Japan holds first-ever evacuation drill simulating North Korean missile strike into waters nearby

Kyodo

Amid a growing missile threat from North Korea, the northern city of Oga, Akita Prefecture, held Japan’s first-ever evacuation drill for local residents, gaming out a scenario in which Pyongyang lobs a ballistic missile into the waters nearby.

The drill came as the North continues to make advances in its missile and nuclear weapons programs, having carried out a number of launches over the past year, with its latest test-firing earlier this month.

Conducted on the premise of a ballistic missile falling into Japanese waters off Akita, the drill was aimed at promptly relaying information while facilitating the swift and safe evacuation of residents.

Hosted by the prefectural and city governments, the drill saw local officials direct 110 residents and other participants in a district of Oga, which faces the sea, to evacuate to a public hall and elementary school.

The central government relayed emergency information to the local municipalities partly through the J-Alert emergency advisory service, which is also employed in the event of disasters.

The city then used its wireless system to broadcast the information it received via loudspeakers and inform residents, who had registered ahead of time for such information, through their smartphones and other gadgets.

While the central government has been carrying out drills to relay news alerts to municipalities using the J-Alert system, Friday’s drill marked the first residents had taken part in an actual evacuation drill.

At a local elementary school, 44 students who were on the school’s premises were rushed to its gymnasium following the broadcast.

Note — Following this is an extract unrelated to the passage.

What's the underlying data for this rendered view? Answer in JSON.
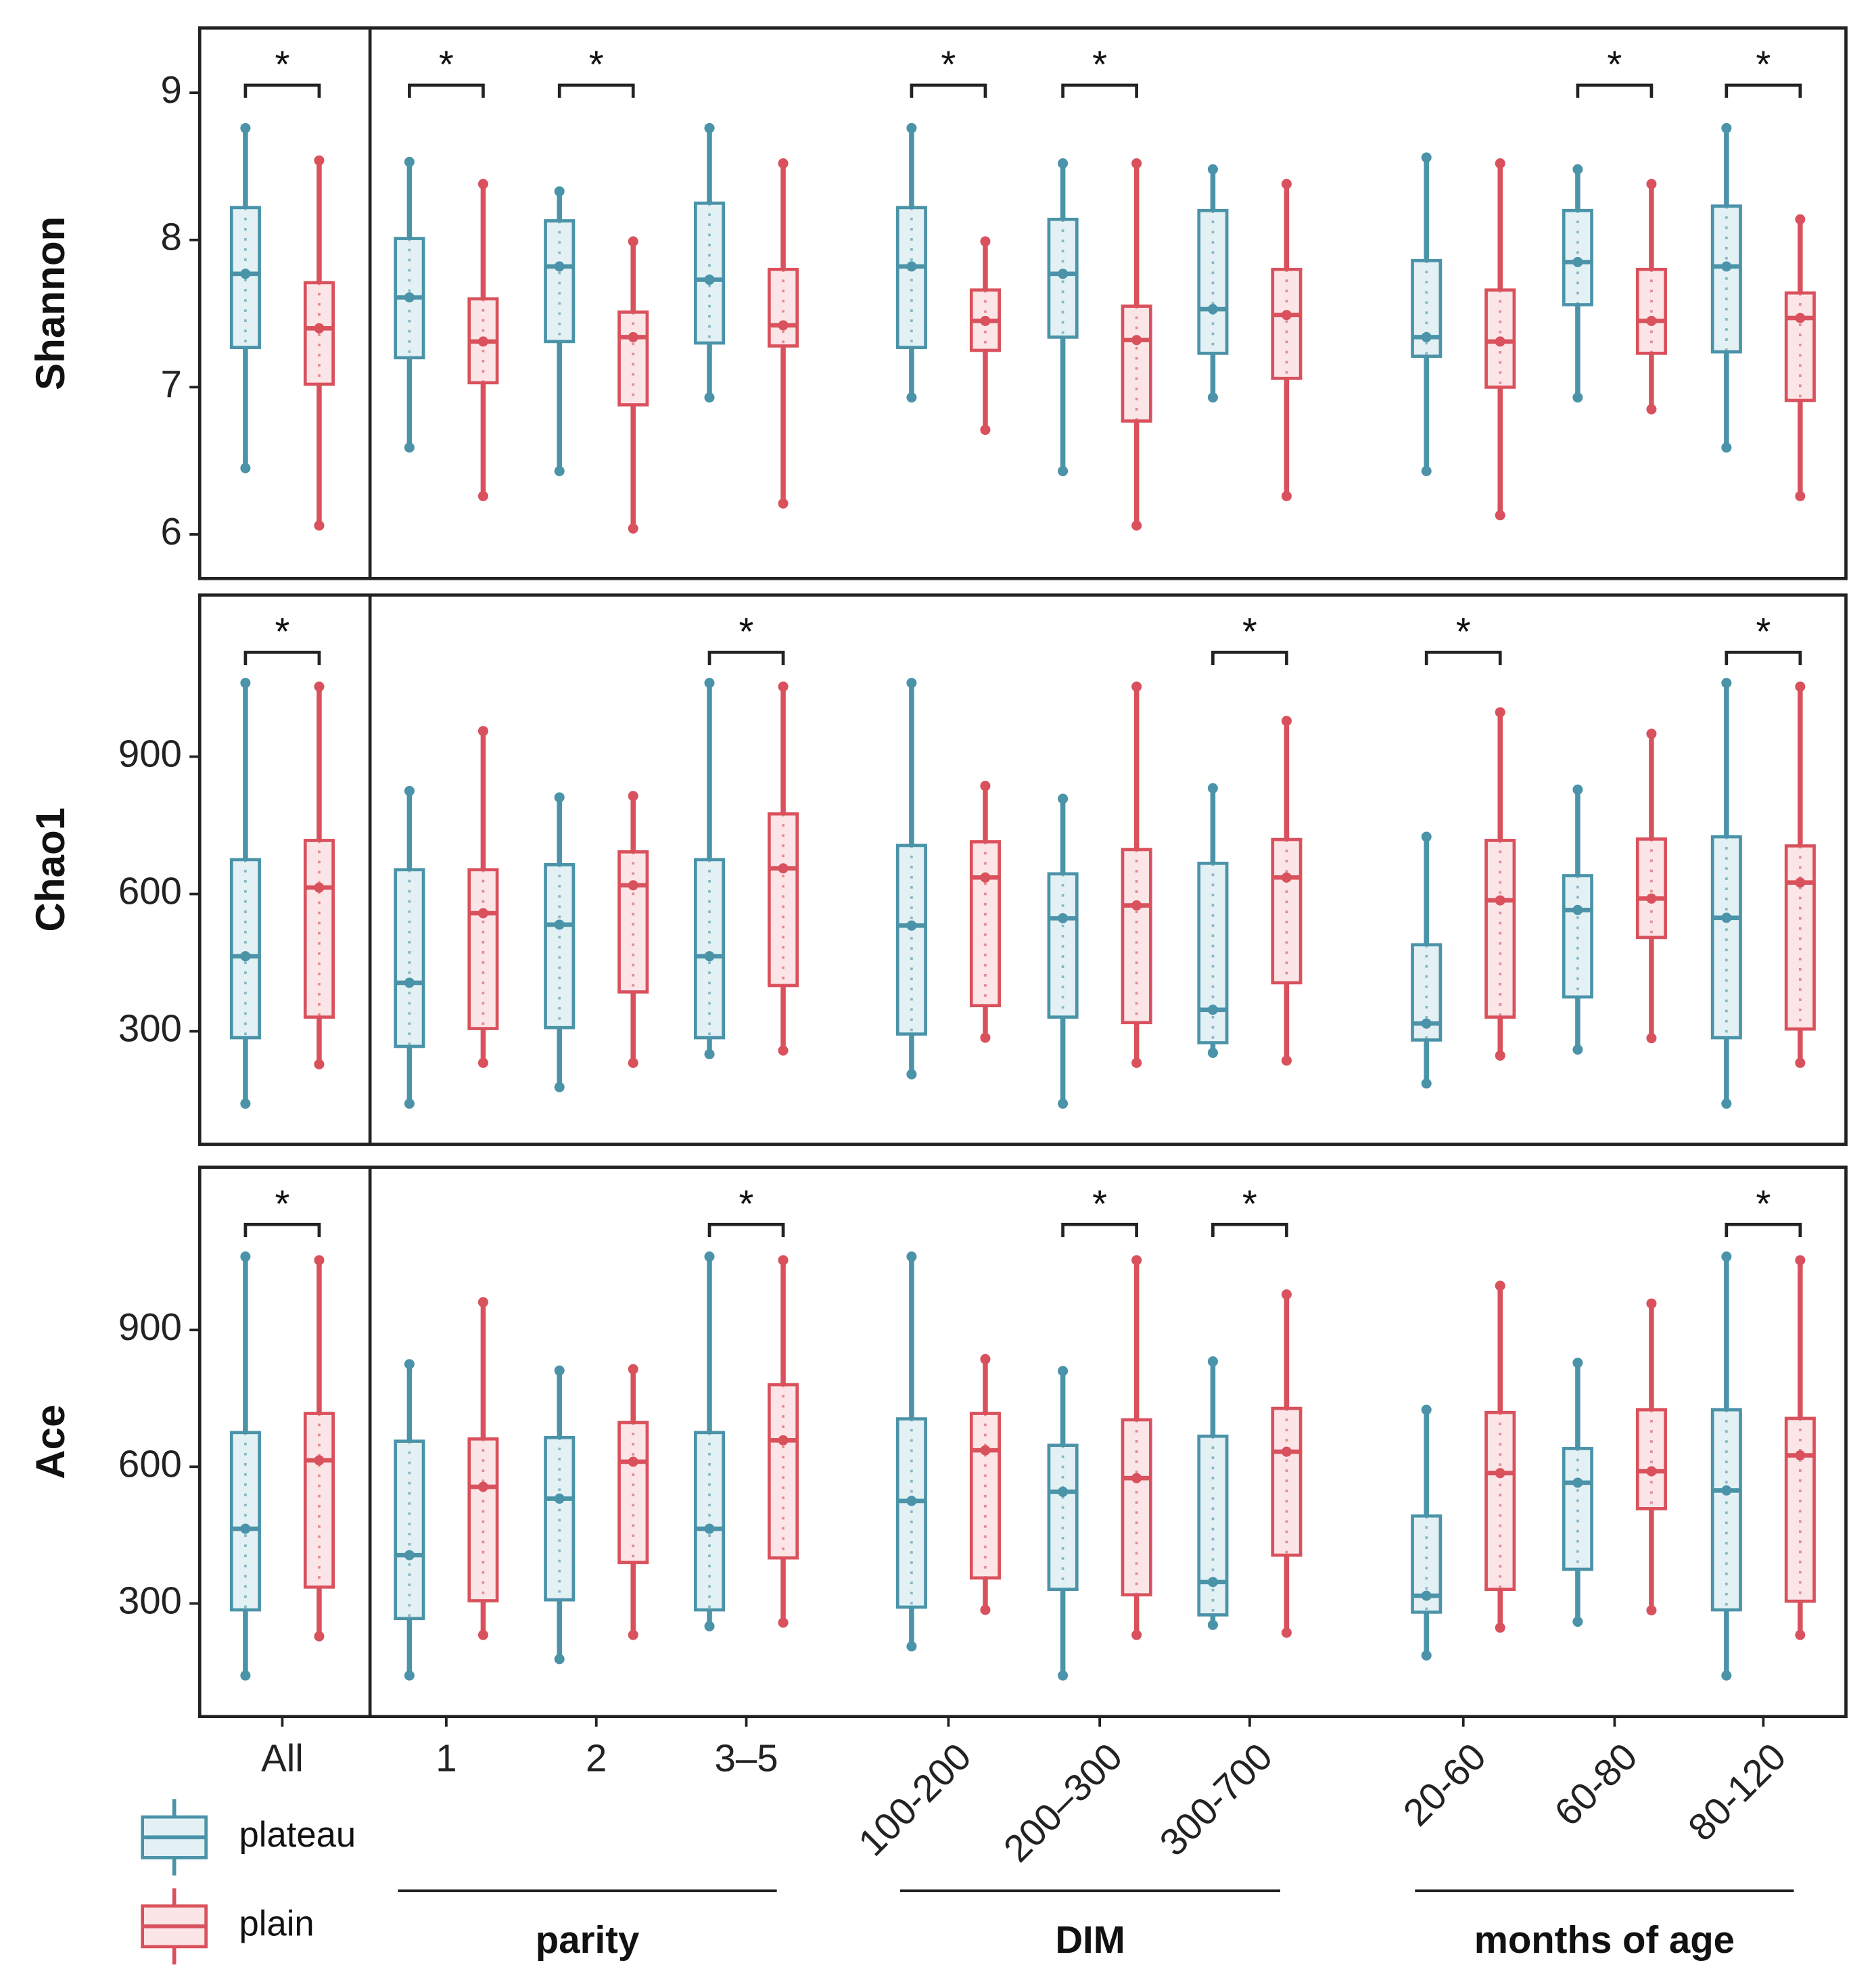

Shin Kikuchi, the school’s principal, expressed hope that key information will be relayed smoothly by the central and local governments, as the students must depend on authorities for such details.

On March 6, North Korea simultaneously launched four ballistic missiles, three of which landed in Japan’s exclusive economic zone. Tokyo estimated that one of the missiles fell into the Sea of Japan just 200 km off the Ishikawa Prefecture’s Noto Peninsula.